Emerson Lake and Palmer eventually came to represent the polarizing extremes of progressive rock: Few bands could match the visceral thrill of their bombastic technique, but their million-notes-a-minute style could be exhausting. The trio's self-titled debut LP, released on Nov. 20, 1970, cemented that legacy in 41 minutes.

The album arrived less than three months after the band's deafening breakout performance at the Isle of Wight Festival, an awesome spectacle of classical-rock insanity that featured cannons fired from the stage. And a bulk of the LP's material came from that iconic live set.

Opener "The Barbarian" is a heavy adaptation of Béla Bartók's 1911 piano piece Allegro Barbaro, boasting Keith Emerson's volcanic Hammond organ and Greg Lake's battering ram fuzz bass. The piano-driven epic "Take a Pebble" showcased a more subtle side – at least by ELP standards – with an atmospheric vocal melody reminiscent of King Crimson's "Moonchild," proving Lake hadn't distanced himself too far from his former cohorts. Elsewhere, there's Janáček and Bach-quoting Hammond organ orgy "Knife-Edge," Carl Palmer's jazzy percussion showcase, "Tank," and the classical-jazz lunacy of "The Three Fates," which was full of Latin piano lines and clattering percussion.
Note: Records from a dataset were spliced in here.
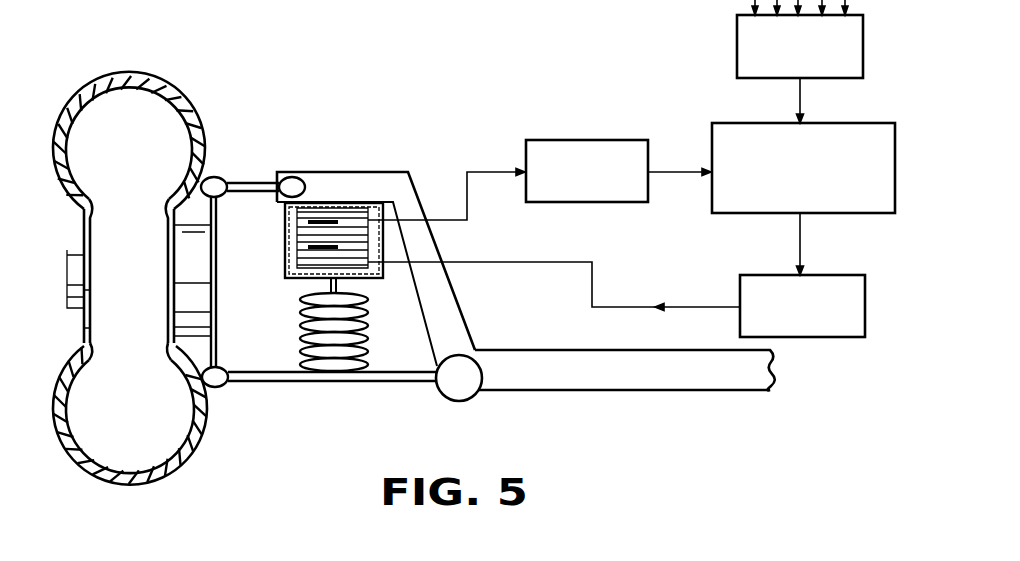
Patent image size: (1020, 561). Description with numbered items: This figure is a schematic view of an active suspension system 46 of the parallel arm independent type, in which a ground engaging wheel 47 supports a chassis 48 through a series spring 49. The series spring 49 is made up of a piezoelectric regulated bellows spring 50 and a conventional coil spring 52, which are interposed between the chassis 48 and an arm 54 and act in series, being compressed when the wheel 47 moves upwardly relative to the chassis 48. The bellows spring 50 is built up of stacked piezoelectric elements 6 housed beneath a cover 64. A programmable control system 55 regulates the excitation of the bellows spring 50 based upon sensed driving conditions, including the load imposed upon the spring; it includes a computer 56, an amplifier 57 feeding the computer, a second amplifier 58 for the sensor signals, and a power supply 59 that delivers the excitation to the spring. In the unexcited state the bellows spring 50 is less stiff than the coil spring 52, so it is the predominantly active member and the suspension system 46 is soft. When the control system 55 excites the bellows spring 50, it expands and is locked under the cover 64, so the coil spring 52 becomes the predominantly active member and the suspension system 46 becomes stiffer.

The piezoelectric elements 6 is at (332, 238).
The active suspension system 46 is at (395, 128).
The ground engaging wheel 47 is at (152, 84).
The chassis 48 is at (547, 384).
The series spring 49 is at (318, 315).
The piezoelectric regulated bellows spring 50 is at (304, 240).
The conventional coil spring 52 is at (350, 362).
The arm 54 is at (282, 383).
The programmable control system 55 is at (631, 202).
The computer 56 is at (720, 200).
The amplifier 57 is at (548, 147).
The second amplifier 58 is at (743, 42).
The power supply 59 is at (848, 330).
The cover 64 is at (383, 277).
But the album's true centerpiece is its most uncharacteristic. Greg Lake wrote the band's first hit, the gently anthemic "Lucky Man," at age 12, which might explain why it's the most accessible song in their discography. A respite from the bombast, it's a rare Emerson Lake and Palmer track built on a simple chorus hook (check those breathtaking, stereo-panned harmonies) – only the keyboardist's whirring synth climax adds a touch of dissonance.
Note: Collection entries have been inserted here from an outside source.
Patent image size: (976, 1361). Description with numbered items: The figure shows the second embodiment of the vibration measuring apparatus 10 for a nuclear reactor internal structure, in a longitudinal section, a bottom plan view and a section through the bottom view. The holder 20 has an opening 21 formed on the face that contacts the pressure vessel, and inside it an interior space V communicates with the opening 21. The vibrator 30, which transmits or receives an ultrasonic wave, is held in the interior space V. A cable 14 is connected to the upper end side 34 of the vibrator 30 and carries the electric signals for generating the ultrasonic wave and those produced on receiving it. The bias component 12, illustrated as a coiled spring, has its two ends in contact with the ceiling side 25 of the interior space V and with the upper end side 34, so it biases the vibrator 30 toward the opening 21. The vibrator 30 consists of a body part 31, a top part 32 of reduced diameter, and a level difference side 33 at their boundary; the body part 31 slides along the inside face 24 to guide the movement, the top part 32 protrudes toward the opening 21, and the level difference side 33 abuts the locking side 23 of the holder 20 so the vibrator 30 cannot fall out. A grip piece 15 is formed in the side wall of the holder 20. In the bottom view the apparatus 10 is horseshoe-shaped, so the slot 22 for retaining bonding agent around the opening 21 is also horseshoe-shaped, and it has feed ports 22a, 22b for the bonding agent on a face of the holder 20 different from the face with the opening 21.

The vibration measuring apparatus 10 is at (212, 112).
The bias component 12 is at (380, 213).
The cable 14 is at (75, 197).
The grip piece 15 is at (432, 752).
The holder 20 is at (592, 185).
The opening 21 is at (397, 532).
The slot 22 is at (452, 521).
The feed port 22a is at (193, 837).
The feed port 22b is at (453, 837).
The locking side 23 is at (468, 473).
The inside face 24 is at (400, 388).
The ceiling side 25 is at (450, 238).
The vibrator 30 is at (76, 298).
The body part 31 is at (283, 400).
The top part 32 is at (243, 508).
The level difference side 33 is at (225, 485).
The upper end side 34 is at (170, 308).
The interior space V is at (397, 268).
"What motivated me really was my mom had just bought me this guitar, and I was really pleased," Lake told Songfacts. "I'd learned the first four chords. And with these early chords, I just wrote this little song, but I never even wrote it on a piece of paper. I just made it up in my head, and that was it. But for some reason, I never forgot the lyrics."
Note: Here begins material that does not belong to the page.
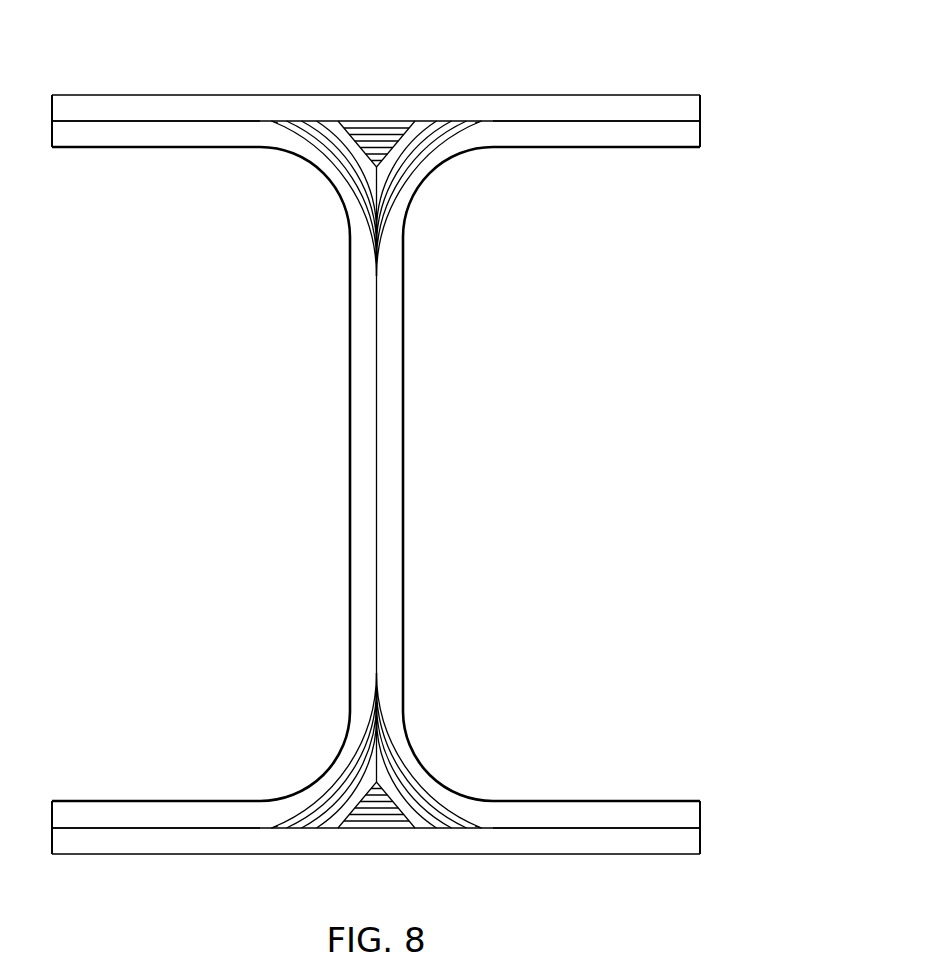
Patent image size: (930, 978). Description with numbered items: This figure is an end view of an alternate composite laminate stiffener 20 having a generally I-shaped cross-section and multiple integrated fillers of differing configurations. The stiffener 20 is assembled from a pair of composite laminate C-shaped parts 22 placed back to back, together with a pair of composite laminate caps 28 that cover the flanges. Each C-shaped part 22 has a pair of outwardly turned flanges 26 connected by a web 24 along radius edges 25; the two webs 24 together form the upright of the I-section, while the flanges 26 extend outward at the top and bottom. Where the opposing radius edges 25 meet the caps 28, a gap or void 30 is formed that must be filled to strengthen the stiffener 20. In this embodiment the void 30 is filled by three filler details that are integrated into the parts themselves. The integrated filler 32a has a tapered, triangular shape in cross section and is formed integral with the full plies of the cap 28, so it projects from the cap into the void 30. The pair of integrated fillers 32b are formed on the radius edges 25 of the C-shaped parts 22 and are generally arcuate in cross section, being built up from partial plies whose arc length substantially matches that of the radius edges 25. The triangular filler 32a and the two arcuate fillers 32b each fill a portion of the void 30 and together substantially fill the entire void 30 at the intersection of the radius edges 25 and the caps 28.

The bassist-singer may have written the tune as a pre-teen, but its words resonated in a dramatic way he never would have expected.

"The lyrics never changed, but strangely enough, over time the way that people perceived the song changed," he continued. "Perhaps it was vaguely something to do with the Vietnam War, that period, just at the end of the Vietnam War. Some people associated it with the John F. Kennedy assassination. It had those sort of overtones. So it was connected in a way to an era when there was a lot of war and drama like that. But the lyrics really got interpreted in a way in which I'd never intended them to be, of course, when I wrote it as a young kid."

The U.K. release was an immediate success, peaking at No. 4 on the charts, with an American version following two months later. Emerson Lake and Palmer would keep refining this formula – excess with bursts of levity – throughout the decade. But they never made a more well-rounded album than their groundbreaking debut.